An LPWAN can provide an enticing target to hackers. It offers low-cost, reliable connectivity over distances of 10 km and sometimes more. This makes the networks much easier to find than private short-range WiFi and Bluetooth networks and attacks can potentially be staged from many locations.
The devices that LPWANs connect are also of high interest to malicious users. For example, smart-city systems use LPWANs to automate the collection of meter data and perform control and monitoring functions of the urban infrastructure. Systems use this data to show parking availability and control when refuse is collected. Utilities are using LPWANs to collect data from remote substations. And farmers are making use of the technology to monitor livestock and crops all day, every day.

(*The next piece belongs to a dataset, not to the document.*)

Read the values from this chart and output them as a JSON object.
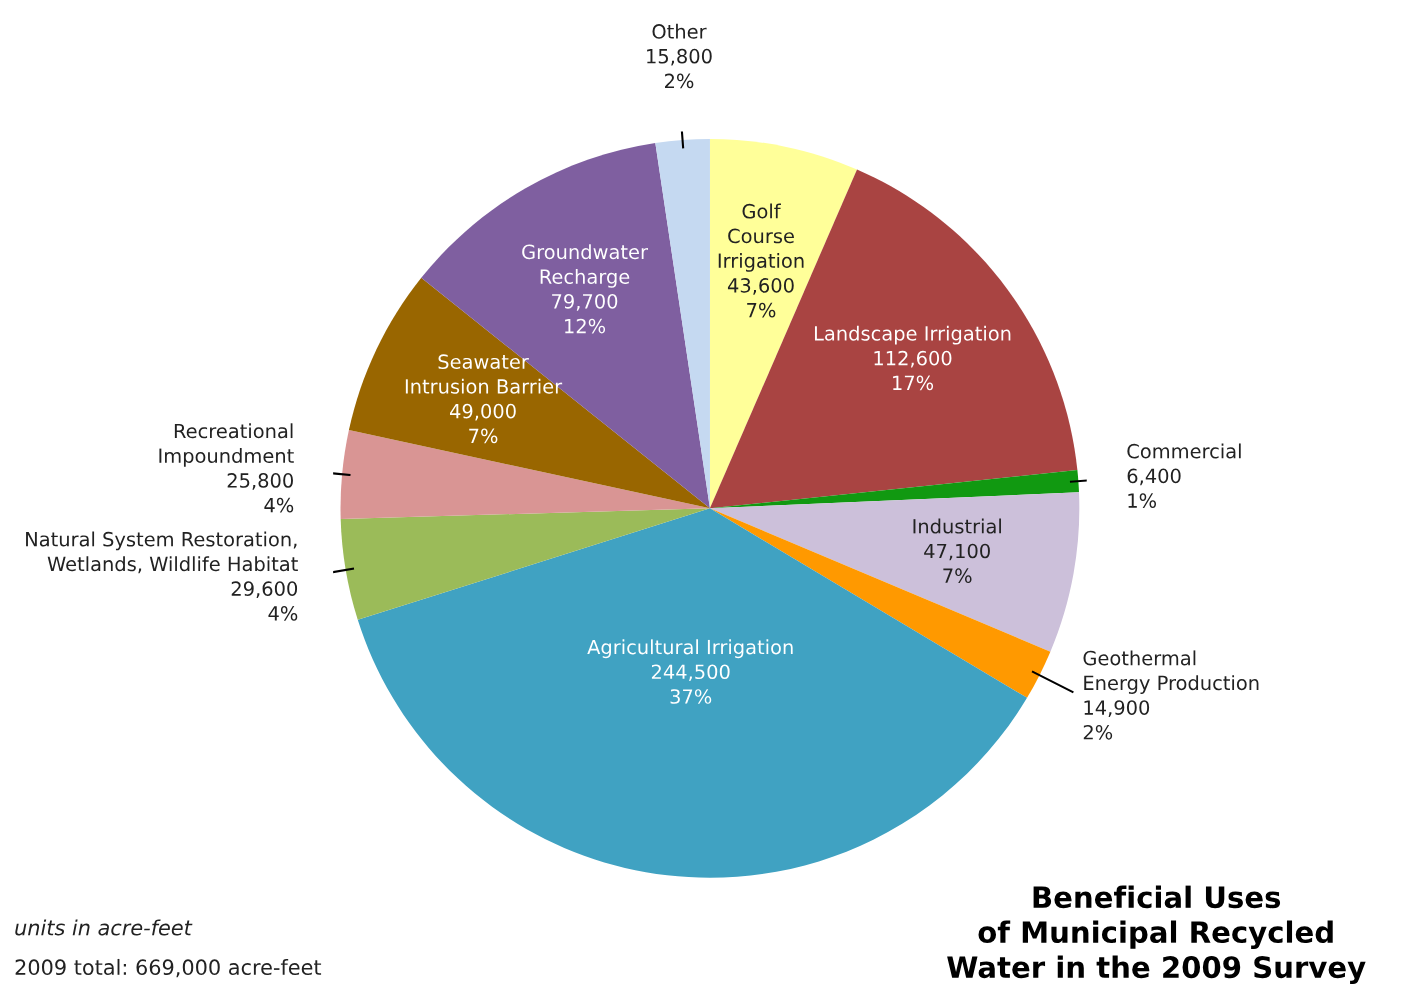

LoRaWAN itself has emerged as the dominant open specification for LPWANs. As of 2018, there are more than 500 vendors in the LoRaWAN ecosystem with some 60 service providers operating public networks around the world.
The types of systems for which LoRaWAN is designed place a number of constraints on designers that are not found in many traditional networking technologies. Low power and low cost are essential. Some devices that need to communicate over LoRaWAN may only keep running thanks to energy harvesting. This calls for a security infrastructure that can operate efficiently and rules out more heavyweight systems that were developed for desktops and servers that access the internet. But the protocol cannot skimp on protections and weak encryption schemes. Networks and devices need to be sure when they operate on a network they are talking to legitimate systems. And they need to use proven technologies.